© 2001 Meredith Sprunger
© 2001 The Christian Fellowship of Students of The Urantia Book
Recently, I read a little book entitled, The End of Christendom and the Future of Christianity, written by Douglas John Hall, a Canadian theologian, who is Professor of Christian Theology at McGill University. The thesis of the book is that Christianity is undergoing a major transition. “I believe that commitment to the established institutional model of the church — to Christendom in its various institutional forms — is the single most important cause of inertia and the retardation of intentional and creative response to this great transition.” (p. 7)

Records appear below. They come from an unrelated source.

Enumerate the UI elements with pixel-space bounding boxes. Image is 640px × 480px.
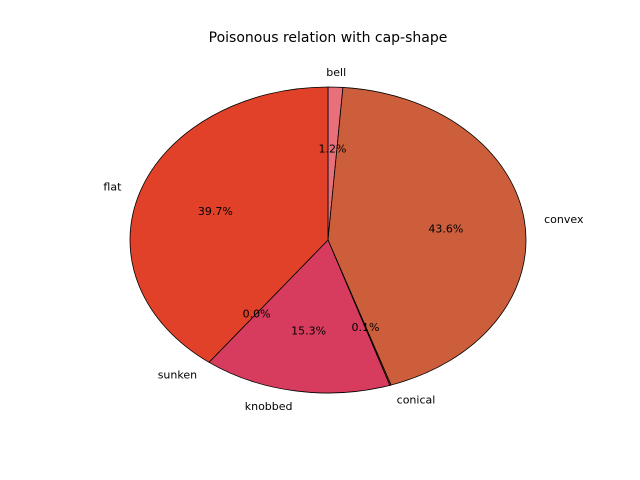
slice-label-flat: flat: [103, 181, 122, 194]
pie-slice-knobbed: [208, 239, 391, 394]
pie-slices: [129, 86, 527, 394]
slice-label-sunken: sunken: [158, 369, 197, 382]
pie-labels: bell 1.2% convex 43.6% conical 0.1% knobbed 15.…: [103, 66, 584, 413]
slice-label-convex: convex: [544, 213, 584, 226]
slice-percent-sunken: 0.0%: [243, 307, 271, 320]
slice-label-conical: conical: [397, 394, 436, 407]
slice-percent-knobbed: 15.3%: [291, 325, 326, 338]
slice-percent-convex: 43.6%: [428, 223, 463, 236]
slice-percent-bell: 1.2%: [319, 142, 347, 155]
slice-label-bell: bell: [326, 66, 346, 79]
slice-percent-flat: 39.7%: [198, 205, 233, 218]
slice-label-knobbed: knobbed: [245, 400, 293, 413]
slice-percent-conical: 0.1%: [351, 321, 379, 334]
pie-slice-convex: [327, 87, 527, 386]
pie-slice-flat: [129, 86, 329, 363]
chart-title: Poisonous relation with cap-shape: [209, 30, 448, 46]
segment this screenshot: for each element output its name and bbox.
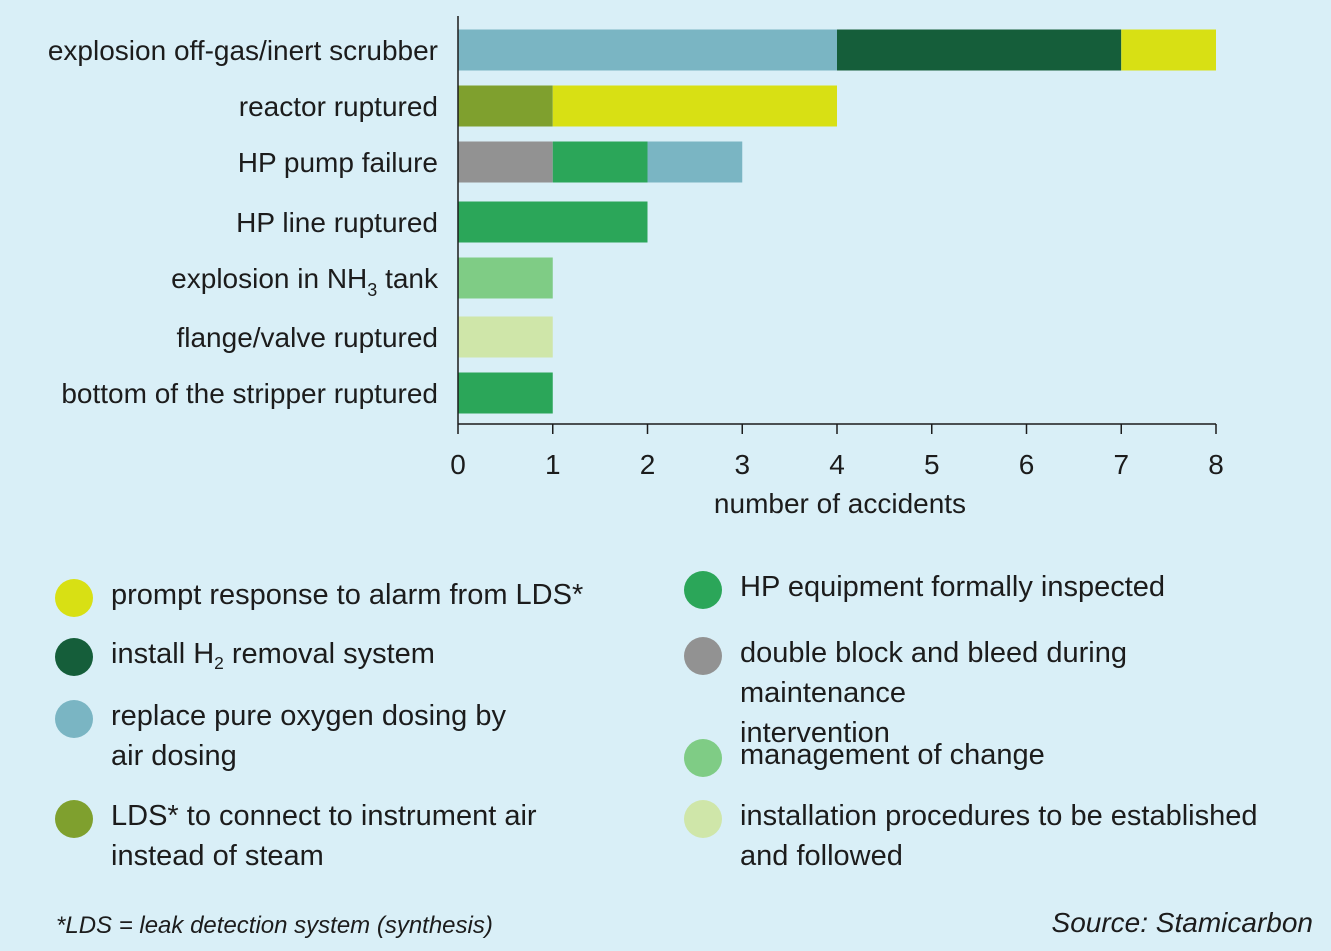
category-label: bottom of the stripper ruptured [61,378,438,409]
bar-segment [458,141,553,183]
x-tick-label: 2 [640,449,656,480]
legend-swatch [684,637,722,675]
legend-swatch [55,638,93,676]
x-tick-label: 8 [1208,449,1224,480]
legend-swatch [55,579,93,617]
bar-segment [458,29,837,71]
x-tick-label: 7 [1113,449,1129,480]
legend-label: HP equipment formally inspected [740,571,1166,603]
legend-label: replace pure oxygen dosing by air dosing [111,700,506,772]
bar-segment [837,29,1122,71]
category-label: HP line ruptured [236,207,438,238]
footnote: *LDS = leak detection system (synthesis) [56,912,493,939]
category-label: HP pump failure [238,147,438,178]
legend-swatch [55,700,93,738]
bar-segment [552,85,837,127]
bar-segment [1121,29,1216,71]
x-tick-label: 3 [734,449,750,480]
bar-segment [458,257,553,299]
bar-segment [458,372,553,414]
legend-label: management of change [740,739,1045,771]
legend-label: install H2 removal system [111,638,435,674]
legend-label: LDS* to connect to instrument air instead… [111,800,537,872]
x-tick-label: 6 [1019,449,1035,480]
category-label: explosion in NH3 tank [171,263,439,300]
x-tick-label: 1 [545,449,561,480]
legend-swatch [684,800,722,838]
bar-segment [552,141,648,183]
x-axis-label: number of accidents [714,488,966,519]
bar-segment [458,316,553,358]
bar-segment [458,85,553,127]
legend-label: prompt response to alarm from LDS* [111,579,584,611]
legend-swatch [684,739,722,777]
bar-segment [647,141,743,183]
bar-segment [458,201,648,243]
legend-swatch [55,800,93,838]
legend-label: double block and bleed during maintenanc… [740,637,1127,749]
category-label: explosion off-gas/inert scrubber [48,35,438,66]
x-tick-label: 4 [829,449,845,480]
category-label: reactor ruptured [239,91,438,122]
source-credit: Source: Stamicarbon [1051,907,1313,938]
stacked-bar-chart: explosion off-gas/inert scrubber reactor … [48,16,1224,519]
legend-swatch [684,571,722,609]
legend-label: installation procedures to be establishe… [740,800,1258,872]
x-tick-label: 0 [450,449,466,480]
x-tick-label: 5 [924,449,940,480]
category-label: flange/valve ruptured [176,322,438,353]
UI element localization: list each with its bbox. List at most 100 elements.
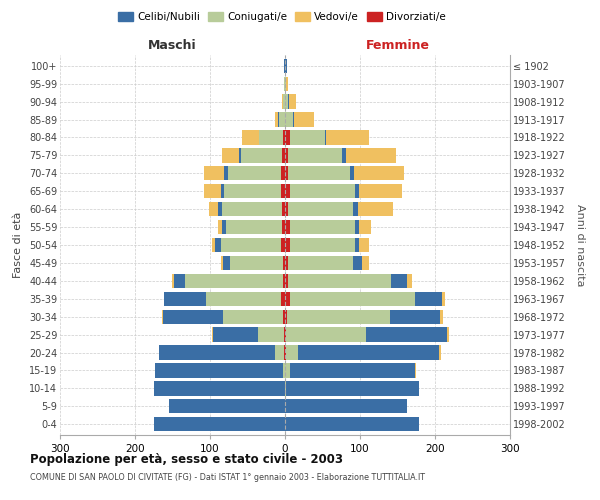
Bar <box>285 238 290 252</box>
Bar <box>362 256 369 270</box>
Bar <box>286 328 366 342</box>
Bar <box>447 328 449 342</box>
Bar <box>298 346 439 360</box>
Text: Femmine: Femmine <box>365 40 430 52</box>
Bar <box>355 220 359 234</box>
Bar <box>283 94 285 109</box>
Bar <box>285 310 287 324</box>
Bar <box>169 399 285 413</box>
Bar <box>288 94 289 109</box>
Bar <box>281 238 285 252</box>
Bar <box>285 220 290 234</box>
Bar <box>442 292 445 306</box>
Bar <box>286 381 419 396</box>
Bar <box>285 328 286 342</box>
Bar <box>223 310 283 324</box>
Bar <box>285 364 290 378</box>
Bar <box>285 202 288 216</box>
Legend: Celibi/Nubili, Coniugati/e, Vedovi/e, Divorziati/e: Celibi/Nubili, Coniugati/e, Vedovi/e, Di… <box>114 8 450 26</box>
Bar <box>283 274 285 288</box>
Bar <box>286 346 298 360</box>
Bar <box>288 202 353 216</box>
Bar <box>218 220 222 234</box>
Bar <box>289 94 296 109</box>
Bar <box>285 274 288 288</box>
Y-axis label: Anni di nascita: Anni di nascita <box>575 204 585 286</box>
Bar <box>283 256 285 270</box>
Bar <box>275 346 284 360</box>
Bar <box>290 364 415 378</box>
Bar <box>163 310 223 324</box>
Bar <box>326 130 369 144</box>
Bar <box>342 148 346 162</box>
Bar <box>282 220 285 234</box>
Bar <box>294 112 314 126</box>
Bar <box>185 274 283 288</box>
Y-axis label: Fasce di età: Fasce di età <box>13 212 23 278</box>
Bar <box>359 184 402 198</box>
Bar <box>172 274 174 288</box>
Bar <box>283 364 285 378</box>
Bar <box>279 112 285 126</box>
Bar <box>284 76 285 91</box>
Bar <box>283 130 285 144</box>
Bar <box>349 166 354 180</box>
Bar <box>221 238 281 252</box>
Bar <box>285 381 286 396</box>
Bar <box>358 202 393 216</box>
Bar <box>155 364 283 378</box>
Bar <box>204 166 224 180</box>
Bar <box>287 310 390 324</box>
Bar <box>285 184 290 198</box>
Bar <box>242 130 259 144</box>
Bar <box>288 148 342 162</box>
Bar <box>288 166 349 180</box>
Bar <box>415 292 442 306</box>
Bar <box>230 256 283 270</box>
Bar <box>278 112 279 126</box>
Bar <box>285 256 288 270</box>
Bar <box>288 274 391 288</box>
Bar <box>222 202 282 216</box>
Bar <box>159 346 275 360</box>
Bar <box>285 166 288 180</box>
Bar <box>163 292 164 306</box>
Bar <box>154 417 285 432</box>
Text: Popolazione per età, sesso e stato civile - 2003: Popolazione per età, sesso e stato civil… <box>30 452 343 466</box>
Bar <box>285 130 290 144</box>
Bar <box>325 130 326 144</box>
Bar <box>290 238 355 252</box>
Bar <box>222 148 239 162</box>
Bar <box>285 292 290 306</box>
Bar <box>223 256 230 270</box>
Text: COMUNE DI SAN PAOLO DI CIVITATE (FG) - Dati ISTAT 1° gennaio 2003 - Elaborazione: COMUNE DI SAN PAOLO DI CIVITATE (FG) - D… <box>30 472 425 482</box>
Bar <box>282 148 285 162</box>
Bar <box>275 112 278 126</box>
Bar <box>209 202 218 216</box>
Bar <box>281 166 285 180</box>
Bar <box>213 328 258 342</box>
Bar <box>285 58 287 73</box>
Bar <box>284 328 285 342</box>
Bar <box>288 256 353 270</box>
Bar <box>284 58 285 73</box>
Bar <box>212 238 215 252</box>
Bar <box>290 130 325 144</box>
Bar <box>222 220 226 234</box>
Bar <box>353 202 358 216</box>
Bar <box>224 166 228 180</box>
Bar <box>205 292 281 306</box>
Bar <box>355 238 359 252</box>
Bar <box>391 274 407 288</box>
Bar <box>154 381 285 396</box>
Bar <box>354 166 404 180</box>
Bar <box>162 310 163 324</box>
Bar <box>285 417 419 432</box>
Bar <box>290 184 355 198</box>
Bar <box>282 94 283 109</box>
Bar <box>359 238 369 252</box>
Text: Maschi: Maschi <box>148 40 197 52</box>
Bar <box>204 184 221 198</box>
Bar <box>285 399 407 413</box>
Bar <box>226 220 282 234</box>
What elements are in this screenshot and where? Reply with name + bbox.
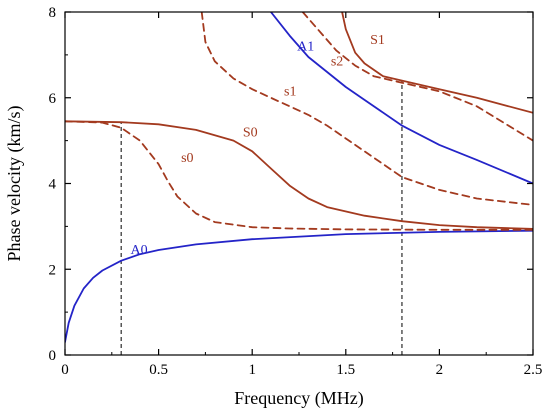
- guide-lines: [120, 80, 403, 355]
- series-label-a1: A1: [297, 40, 314, 55]
- plot-border: [64, 11, 534, 356]
- x-axis-title: Frequency (MHz): [234, 388, 363, 409]
- y-tick-label: 8: [49, 5, 57, 21]
- y-tick-label: 6: [49, 91, 57, 107]
- x-tick-label: 0.5: [149, 362, 168, 378]
- x-tick-label: 0: [61, 362, 69, 378]
- x-tick-label: 2: [436, 362, 444, 378]
- y-axis-title: Phase velocity (km/s): [4, 106, 25, 262]
- y-tick-label: 4: [49, 177, 57, 193]
- curve-a0-solid: [65, 229, 533, 343]
- curve-s1-solid: [341, 12, 533, 114]
- y-tick-label: 2: [49, 262, 57, 278]
- dispersion-curves: [65, 12, 533, 343]
- plot-frame: [64, 11, 534, 356]
- axis-ticks: 0 0.5 1 1.5 2 2.5 0 2 4 6 8: [49, 5, 543, 378]
- x-tick-label: 1: [248, 362, 256, 378]
- curve-s0-solid: [65, 120, 533, 230]
- series-label-s1: s1: [284, 85, 296, 100]
- y-tick-label: 0: [49, 348, 57, 364]
- series-label-s1: S1: [370, 33, 385, 48]
- series-label-s0: s0: [181, 151, 193, 166]
- series-labels: A0 S0 s0 s1 A1 s2 S1: [131, 33, 385, 258]
- series-label-s2: s2: [331, 55, 343, 70]
- curve-s0-dashed: [65, 120, 533, 231]
- curve-a1-solid: [270, 12, 533, 185]
- series-label-s0: S0: [243, 125, 258, 140]
- curve-s2-dashed: [301, 12, 533, 142]
- curve-s1-dashed: [200, 12, 533, 206]
- x-tick-label: 2.5: [524, 362, 543, 378]
- series-label-a0: A0: [131, 243, 148, 258]
- x-tick-label: 1.5: [336, 362, 355, 378]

Professor Hall believes the hand of God is in this change. He thinks that this intentional disestablishment must be “a work of theology.” This Post-Christian era must “rediscover our own distinctive ontological foundations.” (p. 54) Dr. Hall does not specifically say that we must rediscover the religion of Jesus, but I think he implies that this is the goal of the new spiritual paradigm of the future. We must make a new beginning. “Today we are constrained by the divine Spirit to rediscover the possibilities of littleness.” (p. 66)
This book is illustrative of the reoccurring motif of the imaginative prophetic thinking in the growing edge of contemporary Christianity. The Most Highs, in my judgment, are preparing our world for the Fifth Epochal Revelation. The conflict and lawsuits in the Urantia movement are minor distracting events in the major mission and purpose of the Fifth Epochal Revelation.